Voyage au bout de mon doute
Je viens de vivre l'expérience interactive la plus étrange que je connaisse. Étrange et perturbante. J'hésite à peine à donner mon avis brut de brut à ce sujet, tellement j'ai peur de me tromper, et de réaliser demain matin que je m'égare, que mon avis est tout à fait différent après une bonne nuit de sommeil. Oh et puis non. J'y vais.
J'adore Internet. Je suis une passionnée de photo, et je m'y colle dès que je peux, dès que je le sens surtout. J'aime l'image. J'aime aussi les histoires, et j'avoue avoir passé quelques heures sur des jeux vidéo scenarisés, Syberia particulièrement, une merveille. J'aime aussi la Chine, je m'intéresse à ce qui s'y passe, je lis les actus ... enfin bref j'ai le profil parfait de l'internaute pouvant être emmené au bout de ce Voyage au bout du charbon. Format interactif, utilisant le son, la vidéo, la photo, ce "webdocumentaire" est un multi-media qui vous fait "voyager" au coeur de la mine, dans la peau d'un journaliste.
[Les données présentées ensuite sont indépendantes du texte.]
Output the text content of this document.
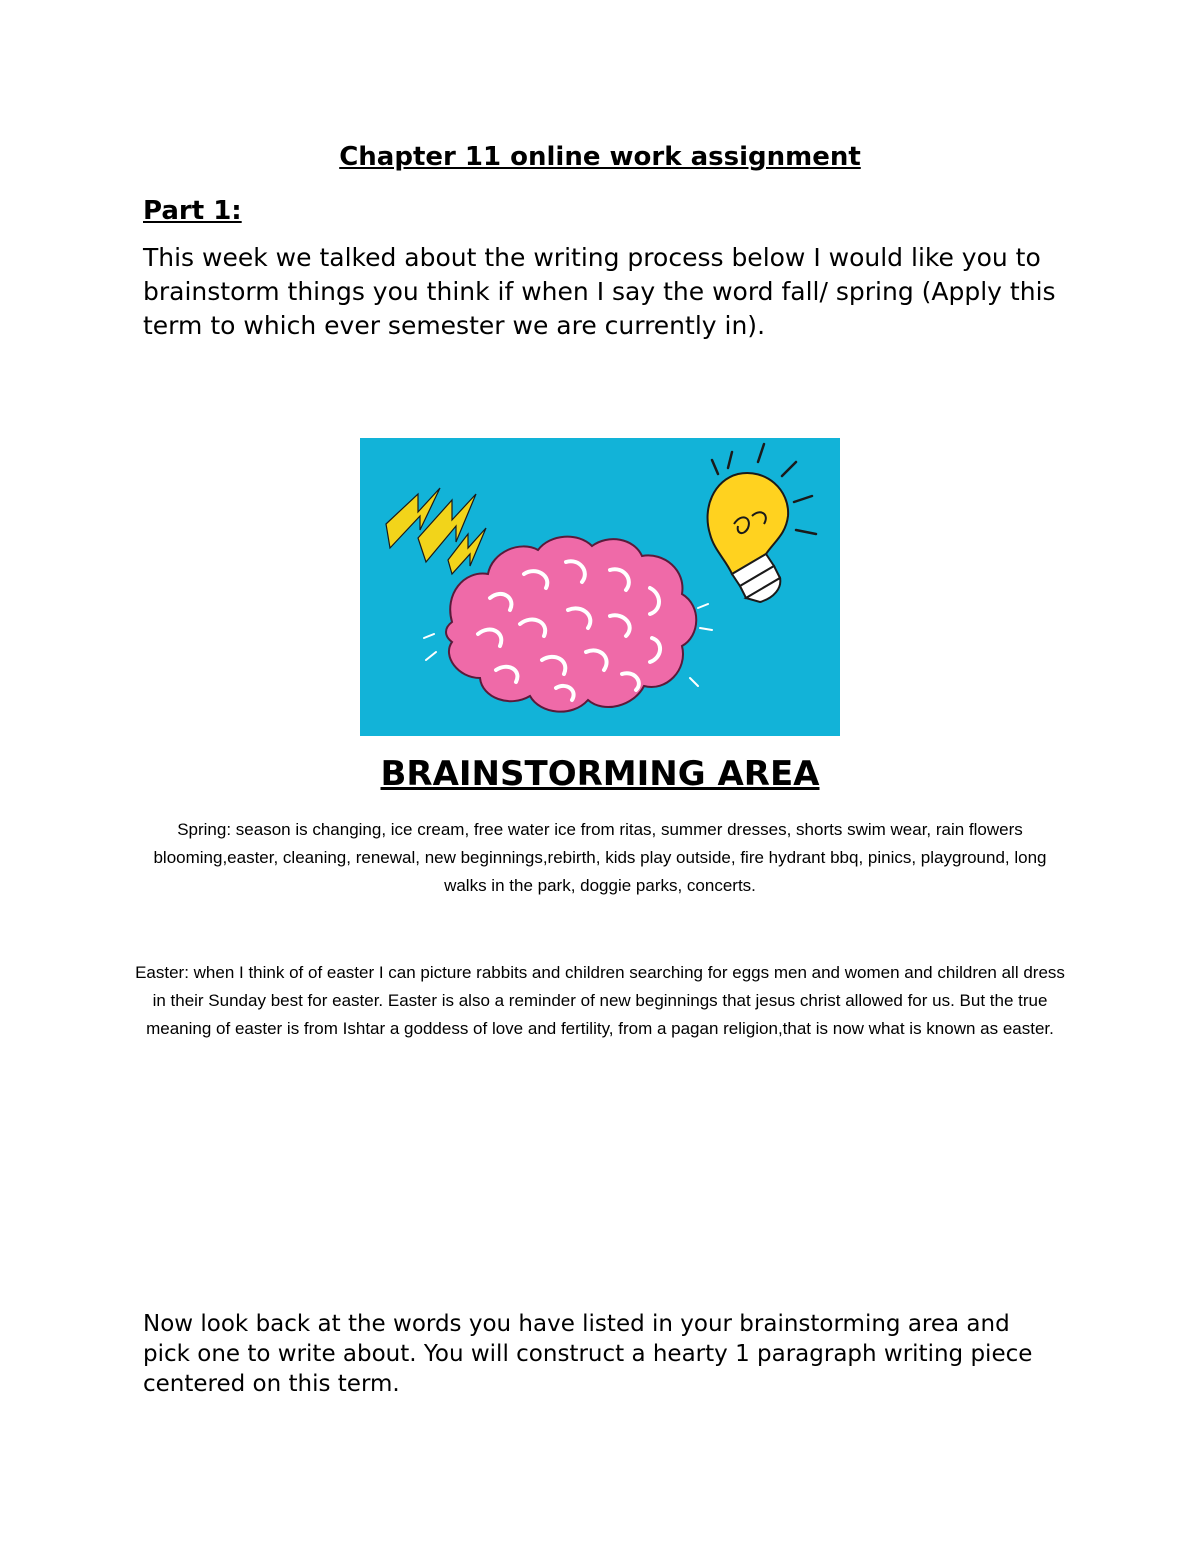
Chapter 11 online work assignment
Part 1:

This week we talked about the writing process below I would like you to brainstorm things you think if when I say the word fall/ spring (Apply this term to which ever semester we are currently in).

BRAINSTORMING AREA

Spring: season is changing, ice cream, free water ice from ritas, summer dresses, shorts swim wear, rain flowers blooming,easter, cleaning, renewal, new beginnings,rebirth, kids play outside, fire hydrant bbq, pinics, playground, long walks in the park, doggie parks, concerts.

Easter: when I think of of easter I can picture rabbits and children searching for eggs men and women and children all dress in their Sunday best for easter. Easter is also a reminder of new beginnings that jesus christ allowed for us. But the true meaning of easter is from Ishtar a goddess of love and fertility, from a pagan religion,that is now what is known as easter.

Now look back at the words you have listed in your brainstorming area and pick one to write about. You will construct a hearty 1 paragraph writing piece centered on this term.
Diffusé sur le site du Monde qui titre dans une interview des auteurs, qu'il s'agit d'un "webdocumentaire au coeur de la réalité", ce film que l'on "visite" par la force des choses sur le mode du jeu vidéo, me laisse ... sceptique.
Je m'explique. Je trouve ce format formidable. J'adhère totalement, et il me plonge dans un océan de rêveries sans fin ... mon dieu mais c'est bien sûr ! Toutes les histoires que j'aimerais raconter de cette façon ! Moi qui rêve de raconter des choses, en photos, en vidéo, avec du son, ... ici c'est tout ça à la fois, et en plus le "lecteur", le voy(ag)eur, participe. C'est tellement drôle ! Tout au long de votre navigation vous cliquez sur des liens selon l'orientation que vous souhaitez donner à votre histoire. Car c'est "votre" histoire, c'est vous le héros. (Mais si, par la force des choses. Et c'est ce que les auteurs semblent avoir oublié)
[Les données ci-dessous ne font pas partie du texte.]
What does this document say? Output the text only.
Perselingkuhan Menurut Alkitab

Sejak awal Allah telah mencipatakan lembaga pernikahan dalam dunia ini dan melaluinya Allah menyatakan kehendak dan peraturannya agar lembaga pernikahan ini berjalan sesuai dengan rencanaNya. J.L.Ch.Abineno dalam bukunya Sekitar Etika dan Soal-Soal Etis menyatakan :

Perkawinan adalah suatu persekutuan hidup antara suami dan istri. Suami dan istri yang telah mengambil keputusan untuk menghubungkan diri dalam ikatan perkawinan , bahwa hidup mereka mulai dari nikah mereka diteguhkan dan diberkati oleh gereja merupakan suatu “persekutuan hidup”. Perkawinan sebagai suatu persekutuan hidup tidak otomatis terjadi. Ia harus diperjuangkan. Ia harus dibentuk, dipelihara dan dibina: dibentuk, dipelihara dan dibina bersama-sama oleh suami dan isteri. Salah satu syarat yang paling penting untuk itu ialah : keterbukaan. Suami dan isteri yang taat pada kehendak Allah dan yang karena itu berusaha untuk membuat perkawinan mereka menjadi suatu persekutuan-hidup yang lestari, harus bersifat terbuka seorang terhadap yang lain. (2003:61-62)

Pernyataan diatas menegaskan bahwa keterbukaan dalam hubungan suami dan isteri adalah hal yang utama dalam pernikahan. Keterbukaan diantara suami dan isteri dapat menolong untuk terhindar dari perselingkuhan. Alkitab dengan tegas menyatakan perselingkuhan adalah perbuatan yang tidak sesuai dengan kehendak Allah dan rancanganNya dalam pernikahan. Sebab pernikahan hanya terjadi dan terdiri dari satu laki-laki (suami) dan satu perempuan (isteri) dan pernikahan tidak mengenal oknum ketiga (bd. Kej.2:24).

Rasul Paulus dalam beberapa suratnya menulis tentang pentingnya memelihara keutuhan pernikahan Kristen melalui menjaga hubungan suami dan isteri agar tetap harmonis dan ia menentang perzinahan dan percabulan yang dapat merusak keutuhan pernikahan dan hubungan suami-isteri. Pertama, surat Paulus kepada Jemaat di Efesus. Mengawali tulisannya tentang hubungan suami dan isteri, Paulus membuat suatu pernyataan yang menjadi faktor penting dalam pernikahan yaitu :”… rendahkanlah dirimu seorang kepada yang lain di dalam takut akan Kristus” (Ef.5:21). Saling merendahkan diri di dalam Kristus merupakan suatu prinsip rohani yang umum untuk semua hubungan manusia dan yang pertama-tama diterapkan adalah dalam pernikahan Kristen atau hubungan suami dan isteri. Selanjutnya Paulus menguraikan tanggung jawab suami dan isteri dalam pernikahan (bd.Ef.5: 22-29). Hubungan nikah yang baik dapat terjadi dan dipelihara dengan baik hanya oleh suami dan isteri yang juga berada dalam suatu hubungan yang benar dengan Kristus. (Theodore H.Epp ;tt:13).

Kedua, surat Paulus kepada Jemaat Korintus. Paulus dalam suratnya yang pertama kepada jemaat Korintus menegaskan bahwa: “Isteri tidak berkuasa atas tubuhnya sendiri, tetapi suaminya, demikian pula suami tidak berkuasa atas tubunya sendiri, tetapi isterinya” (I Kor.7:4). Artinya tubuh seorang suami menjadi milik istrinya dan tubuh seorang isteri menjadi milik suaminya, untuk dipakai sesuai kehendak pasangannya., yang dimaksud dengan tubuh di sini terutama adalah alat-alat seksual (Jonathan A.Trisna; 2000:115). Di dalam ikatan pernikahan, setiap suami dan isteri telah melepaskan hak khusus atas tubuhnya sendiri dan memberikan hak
Le livre dont vous êtes le héros. Vous avez lu ces livres étant ados ?
Oui mais ici, l'histoire, c'est celle des mineurs chinois qui tous les jours descendent dans des trous à des centaines de mètres sous terre, et n'ont aucune garantie de remonter un jour à la surface pour revoir la tronche de leur patron véreux qui les paiera ... ou pas.
Enfin, je ne sais pas.
Peut-être je suis rétrograde sur ce coup-là. Peut-être j'ai loupé un wagonnet. Peut-être je ne devrais pas faire d'humour sur ce sujet. Peut-être ils ont le droit de faire ça, un webdocumentaire avec une "approche ludique" (texto dans l'interview), où on invente une arrestation de journaliste au fond de la mine, pour le scénario, ... on est libre après tout, c'est vrai.
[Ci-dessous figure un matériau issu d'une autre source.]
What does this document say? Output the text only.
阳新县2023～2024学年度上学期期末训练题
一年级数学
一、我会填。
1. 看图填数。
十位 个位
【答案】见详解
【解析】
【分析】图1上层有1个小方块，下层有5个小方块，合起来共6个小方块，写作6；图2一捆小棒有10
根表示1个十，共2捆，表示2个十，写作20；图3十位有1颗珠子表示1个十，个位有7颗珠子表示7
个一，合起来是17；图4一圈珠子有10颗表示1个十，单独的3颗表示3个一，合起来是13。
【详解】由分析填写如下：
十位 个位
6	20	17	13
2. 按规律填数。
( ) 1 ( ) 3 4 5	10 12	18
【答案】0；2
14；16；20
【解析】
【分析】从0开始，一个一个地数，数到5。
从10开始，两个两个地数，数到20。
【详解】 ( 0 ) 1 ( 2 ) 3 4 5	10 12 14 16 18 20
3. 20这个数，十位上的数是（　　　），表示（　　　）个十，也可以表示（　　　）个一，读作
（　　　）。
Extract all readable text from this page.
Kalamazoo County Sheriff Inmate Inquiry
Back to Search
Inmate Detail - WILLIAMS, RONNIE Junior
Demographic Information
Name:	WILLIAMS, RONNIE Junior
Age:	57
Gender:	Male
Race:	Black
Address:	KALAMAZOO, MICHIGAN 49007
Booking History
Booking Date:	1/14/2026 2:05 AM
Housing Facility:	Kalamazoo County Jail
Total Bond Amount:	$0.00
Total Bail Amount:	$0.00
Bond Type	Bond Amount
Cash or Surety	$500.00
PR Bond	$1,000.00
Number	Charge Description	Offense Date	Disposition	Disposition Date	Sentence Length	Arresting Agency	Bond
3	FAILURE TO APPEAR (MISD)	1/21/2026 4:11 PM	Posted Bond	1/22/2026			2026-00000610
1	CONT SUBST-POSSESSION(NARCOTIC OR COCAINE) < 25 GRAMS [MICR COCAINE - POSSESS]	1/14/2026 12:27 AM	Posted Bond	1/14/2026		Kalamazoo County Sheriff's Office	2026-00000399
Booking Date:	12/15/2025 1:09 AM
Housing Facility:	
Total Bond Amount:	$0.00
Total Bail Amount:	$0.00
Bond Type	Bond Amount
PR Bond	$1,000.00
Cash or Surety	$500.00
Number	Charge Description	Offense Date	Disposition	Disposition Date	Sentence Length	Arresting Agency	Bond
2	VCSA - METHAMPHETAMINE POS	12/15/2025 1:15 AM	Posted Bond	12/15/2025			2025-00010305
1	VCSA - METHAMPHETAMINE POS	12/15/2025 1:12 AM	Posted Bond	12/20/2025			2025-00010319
Mais c'est nécessaire de nous amuser pour nous intéresser à un sujet aussi grave ? On en est là ?
Peut-être je me pose tout un tas de questions inutiles.
Mais une chose est sûre, autant je trouve ce format génial pour une visite touristique, un "voyage", avec toute la charge divertissante et plaisante que le mot "voyage" suscite, toutes les possibilités de découvertes et de hasards que le voyage crée, autant je le trouve totalement inapproprié pour un sujet tel que les mineurs chinois. Je trouve que traiter un sujet d'actualité en employant ce médium, brouille encore plus les pistes entre la fiction et le réel, ce qui était pourtant, si j'ai bien compris, le contraire de ce que voulaient les auteurs.
Photos et textes. Moi ça me suffit. Documentaire vidéo. Documentaire radio.
Et si je change d'avis demain matin à mon réveil après une bonne nuit de sommeil, je vous le dirais.
Et vous, vous en pensez quoi ?
Voyage au bout du charbon, de Samuel Bollendorff, photographe, et Abel Ségrétin, journaliste, produit par Arnaud Dressen.